Theorem (*): Let $f(x)$ be differentiable , monotonic function, $f^{-1}(x)$ is inverse function of $f(x)$ and knowning that $\int f(x) dx= F(x)+C$. Prove that $$\int f ^{-1} (x) dx= xf ^{-1} (x)+ F(f ^{-1}(x))+C$$

Example: Calculate $ \displaystyle \int \dfrac{1-\sqrt{1-x^2}}{x}dx$ where $x\in[-1,1]$

Solution.
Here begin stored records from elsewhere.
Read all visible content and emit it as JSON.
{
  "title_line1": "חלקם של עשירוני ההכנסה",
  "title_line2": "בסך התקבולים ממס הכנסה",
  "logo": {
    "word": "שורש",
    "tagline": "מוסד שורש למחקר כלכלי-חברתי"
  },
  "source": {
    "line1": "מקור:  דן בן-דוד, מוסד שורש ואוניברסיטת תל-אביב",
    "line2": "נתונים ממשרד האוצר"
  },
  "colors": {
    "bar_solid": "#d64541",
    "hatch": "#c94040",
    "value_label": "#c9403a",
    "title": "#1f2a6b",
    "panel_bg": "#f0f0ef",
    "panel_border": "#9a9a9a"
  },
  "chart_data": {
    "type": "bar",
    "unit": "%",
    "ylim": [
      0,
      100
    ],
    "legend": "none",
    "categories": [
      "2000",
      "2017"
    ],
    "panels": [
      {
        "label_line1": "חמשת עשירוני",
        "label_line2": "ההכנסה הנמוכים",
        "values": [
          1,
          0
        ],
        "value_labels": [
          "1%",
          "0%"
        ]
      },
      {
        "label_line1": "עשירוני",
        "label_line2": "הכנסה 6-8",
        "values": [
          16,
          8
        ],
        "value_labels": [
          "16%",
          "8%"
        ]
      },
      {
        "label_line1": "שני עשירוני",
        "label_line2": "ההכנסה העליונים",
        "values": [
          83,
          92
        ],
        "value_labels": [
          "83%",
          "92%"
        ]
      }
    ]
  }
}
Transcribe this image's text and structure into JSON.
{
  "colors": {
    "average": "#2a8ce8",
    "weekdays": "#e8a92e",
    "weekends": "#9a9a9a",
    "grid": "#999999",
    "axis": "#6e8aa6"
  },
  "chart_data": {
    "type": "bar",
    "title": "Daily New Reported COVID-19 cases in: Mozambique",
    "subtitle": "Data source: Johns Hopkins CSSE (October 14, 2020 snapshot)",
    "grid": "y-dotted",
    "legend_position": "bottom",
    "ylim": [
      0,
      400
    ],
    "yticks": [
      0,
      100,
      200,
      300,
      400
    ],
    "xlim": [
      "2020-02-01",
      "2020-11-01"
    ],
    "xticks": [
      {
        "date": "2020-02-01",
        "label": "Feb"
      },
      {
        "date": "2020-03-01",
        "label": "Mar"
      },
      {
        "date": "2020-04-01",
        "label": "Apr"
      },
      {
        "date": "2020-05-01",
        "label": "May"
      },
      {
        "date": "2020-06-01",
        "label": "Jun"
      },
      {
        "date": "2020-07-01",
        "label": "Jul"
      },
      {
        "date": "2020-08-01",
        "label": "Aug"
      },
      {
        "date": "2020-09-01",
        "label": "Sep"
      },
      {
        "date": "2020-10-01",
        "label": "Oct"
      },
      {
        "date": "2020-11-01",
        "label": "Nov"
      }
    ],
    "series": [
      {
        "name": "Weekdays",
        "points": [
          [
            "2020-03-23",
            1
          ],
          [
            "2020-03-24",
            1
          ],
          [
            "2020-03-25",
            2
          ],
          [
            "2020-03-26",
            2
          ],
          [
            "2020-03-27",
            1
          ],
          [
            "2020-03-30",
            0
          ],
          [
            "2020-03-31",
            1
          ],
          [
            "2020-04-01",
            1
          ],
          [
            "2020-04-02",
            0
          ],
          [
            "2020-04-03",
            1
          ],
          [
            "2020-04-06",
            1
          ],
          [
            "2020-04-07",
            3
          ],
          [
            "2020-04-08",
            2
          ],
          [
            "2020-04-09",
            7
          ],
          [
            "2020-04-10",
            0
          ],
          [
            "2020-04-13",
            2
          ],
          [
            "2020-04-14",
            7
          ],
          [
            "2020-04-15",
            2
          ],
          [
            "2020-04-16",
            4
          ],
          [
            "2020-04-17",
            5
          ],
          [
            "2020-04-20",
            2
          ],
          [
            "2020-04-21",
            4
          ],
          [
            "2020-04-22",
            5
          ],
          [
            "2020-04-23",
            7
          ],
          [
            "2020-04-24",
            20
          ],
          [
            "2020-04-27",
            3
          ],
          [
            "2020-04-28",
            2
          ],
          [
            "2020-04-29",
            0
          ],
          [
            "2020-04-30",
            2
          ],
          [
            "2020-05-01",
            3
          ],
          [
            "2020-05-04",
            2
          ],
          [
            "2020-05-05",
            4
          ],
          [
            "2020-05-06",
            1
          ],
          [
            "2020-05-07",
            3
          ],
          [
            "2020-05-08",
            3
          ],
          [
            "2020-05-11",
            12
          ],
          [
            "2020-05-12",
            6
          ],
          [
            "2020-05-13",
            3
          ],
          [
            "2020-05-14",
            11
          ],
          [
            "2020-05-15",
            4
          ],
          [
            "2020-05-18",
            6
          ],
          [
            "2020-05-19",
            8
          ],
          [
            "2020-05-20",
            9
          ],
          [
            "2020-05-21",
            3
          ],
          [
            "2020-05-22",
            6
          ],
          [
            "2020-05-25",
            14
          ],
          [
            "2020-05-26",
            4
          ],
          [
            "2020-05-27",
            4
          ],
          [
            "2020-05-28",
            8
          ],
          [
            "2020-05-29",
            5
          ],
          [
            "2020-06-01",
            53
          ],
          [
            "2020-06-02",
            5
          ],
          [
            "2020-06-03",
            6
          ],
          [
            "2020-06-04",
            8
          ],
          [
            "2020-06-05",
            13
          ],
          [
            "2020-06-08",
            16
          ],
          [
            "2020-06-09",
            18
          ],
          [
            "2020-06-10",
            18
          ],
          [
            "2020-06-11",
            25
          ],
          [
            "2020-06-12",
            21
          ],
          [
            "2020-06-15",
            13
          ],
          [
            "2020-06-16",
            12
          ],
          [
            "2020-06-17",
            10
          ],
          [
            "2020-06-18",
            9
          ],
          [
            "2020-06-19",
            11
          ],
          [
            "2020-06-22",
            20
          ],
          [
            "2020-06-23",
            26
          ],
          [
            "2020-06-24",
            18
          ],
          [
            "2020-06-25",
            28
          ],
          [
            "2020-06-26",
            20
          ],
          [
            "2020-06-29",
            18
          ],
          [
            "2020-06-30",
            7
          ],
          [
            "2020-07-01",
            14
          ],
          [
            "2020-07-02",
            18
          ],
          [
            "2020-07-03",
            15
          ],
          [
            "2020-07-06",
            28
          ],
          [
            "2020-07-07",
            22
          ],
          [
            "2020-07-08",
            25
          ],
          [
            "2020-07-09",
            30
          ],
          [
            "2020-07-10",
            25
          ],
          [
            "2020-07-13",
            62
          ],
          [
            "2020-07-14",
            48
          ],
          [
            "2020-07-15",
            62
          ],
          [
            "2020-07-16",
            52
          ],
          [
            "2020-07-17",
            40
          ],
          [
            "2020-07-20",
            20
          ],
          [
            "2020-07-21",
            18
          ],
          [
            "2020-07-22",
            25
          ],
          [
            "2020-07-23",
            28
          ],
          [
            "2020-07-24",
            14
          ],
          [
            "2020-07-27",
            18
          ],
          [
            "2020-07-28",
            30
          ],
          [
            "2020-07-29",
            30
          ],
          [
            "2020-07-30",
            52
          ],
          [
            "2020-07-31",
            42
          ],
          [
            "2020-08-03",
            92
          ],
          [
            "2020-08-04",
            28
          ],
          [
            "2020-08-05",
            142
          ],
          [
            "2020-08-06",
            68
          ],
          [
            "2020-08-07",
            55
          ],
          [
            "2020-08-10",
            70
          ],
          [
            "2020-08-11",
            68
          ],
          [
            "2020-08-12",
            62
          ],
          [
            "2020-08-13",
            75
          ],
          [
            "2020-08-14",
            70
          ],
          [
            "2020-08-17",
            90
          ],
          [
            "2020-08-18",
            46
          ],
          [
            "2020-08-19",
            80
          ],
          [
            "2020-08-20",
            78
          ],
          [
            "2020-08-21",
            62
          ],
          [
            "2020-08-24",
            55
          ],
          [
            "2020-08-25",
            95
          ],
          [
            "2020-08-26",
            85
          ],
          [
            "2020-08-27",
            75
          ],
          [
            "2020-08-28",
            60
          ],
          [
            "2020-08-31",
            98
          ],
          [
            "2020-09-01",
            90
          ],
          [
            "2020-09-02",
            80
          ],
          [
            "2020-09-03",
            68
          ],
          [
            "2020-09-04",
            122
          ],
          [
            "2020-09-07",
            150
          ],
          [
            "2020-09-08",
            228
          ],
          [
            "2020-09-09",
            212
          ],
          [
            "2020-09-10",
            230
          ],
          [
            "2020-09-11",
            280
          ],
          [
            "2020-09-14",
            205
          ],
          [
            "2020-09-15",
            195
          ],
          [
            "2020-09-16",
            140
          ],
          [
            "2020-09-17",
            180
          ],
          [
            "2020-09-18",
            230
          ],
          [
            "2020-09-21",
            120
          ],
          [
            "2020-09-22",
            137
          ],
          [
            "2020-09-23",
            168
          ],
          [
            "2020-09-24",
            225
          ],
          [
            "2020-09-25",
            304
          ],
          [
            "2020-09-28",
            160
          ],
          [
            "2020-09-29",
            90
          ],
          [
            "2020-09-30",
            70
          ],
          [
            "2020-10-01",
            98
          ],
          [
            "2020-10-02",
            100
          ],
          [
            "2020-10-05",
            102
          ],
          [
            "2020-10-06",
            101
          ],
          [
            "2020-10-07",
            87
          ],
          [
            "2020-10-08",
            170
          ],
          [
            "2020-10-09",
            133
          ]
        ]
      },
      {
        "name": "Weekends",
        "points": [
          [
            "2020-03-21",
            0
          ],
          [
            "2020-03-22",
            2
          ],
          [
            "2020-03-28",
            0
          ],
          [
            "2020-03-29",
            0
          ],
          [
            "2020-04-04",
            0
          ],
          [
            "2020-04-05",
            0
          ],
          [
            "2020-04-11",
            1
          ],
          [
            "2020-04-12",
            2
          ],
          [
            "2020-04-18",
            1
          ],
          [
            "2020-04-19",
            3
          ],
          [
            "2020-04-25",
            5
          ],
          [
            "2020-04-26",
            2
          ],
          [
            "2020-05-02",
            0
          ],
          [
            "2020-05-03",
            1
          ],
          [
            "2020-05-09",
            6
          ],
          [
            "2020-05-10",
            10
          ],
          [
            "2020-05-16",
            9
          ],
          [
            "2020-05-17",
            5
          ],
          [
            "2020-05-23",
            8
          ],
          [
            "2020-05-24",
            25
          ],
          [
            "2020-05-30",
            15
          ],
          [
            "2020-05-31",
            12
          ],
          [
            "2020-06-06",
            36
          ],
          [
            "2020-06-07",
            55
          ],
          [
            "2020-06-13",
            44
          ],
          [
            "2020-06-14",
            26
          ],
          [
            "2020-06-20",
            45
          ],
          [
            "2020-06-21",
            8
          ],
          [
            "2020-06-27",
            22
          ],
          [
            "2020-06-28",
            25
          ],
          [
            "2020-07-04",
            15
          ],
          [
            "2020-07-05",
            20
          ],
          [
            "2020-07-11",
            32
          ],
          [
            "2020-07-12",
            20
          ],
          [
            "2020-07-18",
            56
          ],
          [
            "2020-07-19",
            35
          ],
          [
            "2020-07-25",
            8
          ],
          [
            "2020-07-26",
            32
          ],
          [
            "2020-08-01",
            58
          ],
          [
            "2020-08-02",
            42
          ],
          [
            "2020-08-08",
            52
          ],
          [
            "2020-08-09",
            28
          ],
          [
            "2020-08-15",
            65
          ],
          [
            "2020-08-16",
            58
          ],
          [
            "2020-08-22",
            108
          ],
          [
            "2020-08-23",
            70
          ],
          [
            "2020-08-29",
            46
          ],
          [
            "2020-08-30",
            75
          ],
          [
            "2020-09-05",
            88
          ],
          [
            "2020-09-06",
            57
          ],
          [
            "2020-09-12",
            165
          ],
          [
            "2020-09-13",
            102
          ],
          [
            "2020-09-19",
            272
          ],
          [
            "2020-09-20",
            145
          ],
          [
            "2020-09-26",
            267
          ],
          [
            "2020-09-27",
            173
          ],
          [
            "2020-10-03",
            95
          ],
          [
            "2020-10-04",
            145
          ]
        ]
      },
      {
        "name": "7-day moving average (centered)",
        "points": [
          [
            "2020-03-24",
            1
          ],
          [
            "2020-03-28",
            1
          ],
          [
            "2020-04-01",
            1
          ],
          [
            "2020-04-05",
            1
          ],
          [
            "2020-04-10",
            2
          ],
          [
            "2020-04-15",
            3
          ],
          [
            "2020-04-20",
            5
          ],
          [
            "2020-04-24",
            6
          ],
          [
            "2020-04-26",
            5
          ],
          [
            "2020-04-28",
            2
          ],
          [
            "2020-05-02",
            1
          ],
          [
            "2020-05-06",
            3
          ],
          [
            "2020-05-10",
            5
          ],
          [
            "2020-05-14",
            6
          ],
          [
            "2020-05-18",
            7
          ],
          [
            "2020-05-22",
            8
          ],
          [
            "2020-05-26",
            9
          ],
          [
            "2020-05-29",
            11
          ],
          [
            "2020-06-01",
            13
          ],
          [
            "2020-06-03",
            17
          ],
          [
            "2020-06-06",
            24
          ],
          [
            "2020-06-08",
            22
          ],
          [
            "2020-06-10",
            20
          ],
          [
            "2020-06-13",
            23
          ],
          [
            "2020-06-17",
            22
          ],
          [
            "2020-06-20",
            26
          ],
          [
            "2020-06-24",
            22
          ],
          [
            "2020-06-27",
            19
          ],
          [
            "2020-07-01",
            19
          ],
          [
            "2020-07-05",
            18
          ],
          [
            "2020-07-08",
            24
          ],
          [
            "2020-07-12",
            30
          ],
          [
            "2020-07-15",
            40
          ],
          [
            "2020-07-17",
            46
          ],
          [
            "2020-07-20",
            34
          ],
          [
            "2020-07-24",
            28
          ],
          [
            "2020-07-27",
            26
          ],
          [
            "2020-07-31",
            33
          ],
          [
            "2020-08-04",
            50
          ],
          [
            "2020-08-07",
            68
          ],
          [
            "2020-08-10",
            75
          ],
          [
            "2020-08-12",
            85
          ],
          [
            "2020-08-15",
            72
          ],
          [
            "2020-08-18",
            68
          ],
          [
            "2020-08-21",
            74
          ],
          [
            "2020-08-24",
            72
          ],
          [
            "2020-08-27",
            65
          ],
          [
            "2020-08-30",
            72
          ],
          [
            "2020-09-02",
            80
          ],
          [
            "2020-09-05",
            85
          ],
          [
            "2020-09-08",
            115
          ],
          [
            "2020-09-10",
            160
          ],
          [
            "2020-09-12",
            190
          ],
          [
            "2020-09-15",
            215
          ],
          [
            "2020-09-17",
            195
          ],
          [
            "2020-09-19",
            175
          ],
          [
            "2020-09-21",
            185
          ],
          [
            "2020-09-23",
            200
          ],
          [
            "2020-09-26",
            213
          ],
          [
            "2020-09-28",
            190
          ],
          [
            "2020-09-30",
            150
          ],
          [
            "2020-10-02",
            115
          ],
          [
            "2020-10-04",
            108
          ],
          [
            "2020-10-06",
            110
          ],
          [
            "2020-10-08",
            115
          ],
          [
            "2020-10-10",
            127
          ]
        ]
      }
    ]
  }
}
Consider $f(x)=\dfrac{2x}{x^2+1}$ be differentiable ,monotonic function on $[-1,1]$ and $ \displaystyle \int \dfrac{2x}{x^2+1}dx=\ln (x^2+1)+C$

We have $f^{-1}(x)= \dfrac{1-\sqrt{1-x^2}}{x}$, by (*) we get

$$ \displaystyle \int \dfrac{1-\sqrt{1-x^2}}{x}dx$$ $$ =x\cdot \left(\dfrac{1-\sqrt{1-x^2}}{x}\right)-\ln \left(\left(\dfrac{1-\sqrt{1-x^2}}{x}\right)^2+1 \right)+C$$

Question: I just think how we can solve the following generaztion: Let $f(x)$ be differentiable , monotony function, $g(x)$ is reflected function of $f(x)$ through line $ax+by+c=0$ and knowning that $\int f(x) dx= F(x)+C$. Computer $\int g(x) dx$

An other similar question posted in Integral of reflected function

Thank you in advance!

Answer 1

Take the derivative of the right hand side:

$$\Bigr(xf^{-1}(x) + F\left(f^{-1}(x)\right)\Bigr)' = f^{-1}(x) + x\left(f^{-1}\right)'(x) + F'\left(f^{-1}(x)\right)\left(f^{-1}\right)'(x)$$

$$ = f^{-1}(x) + x\left(f^{-1}\right)'(x) + x\left(f^{-1}\right)'(x) \neq f^{-1}(x)$$

since $F'\left(f^{-1}(x)\right) = f\left(f^{-1}(x)\right) = x$.

So your theorem is incorrect. But it would be true if we subtracted the second term instead of added.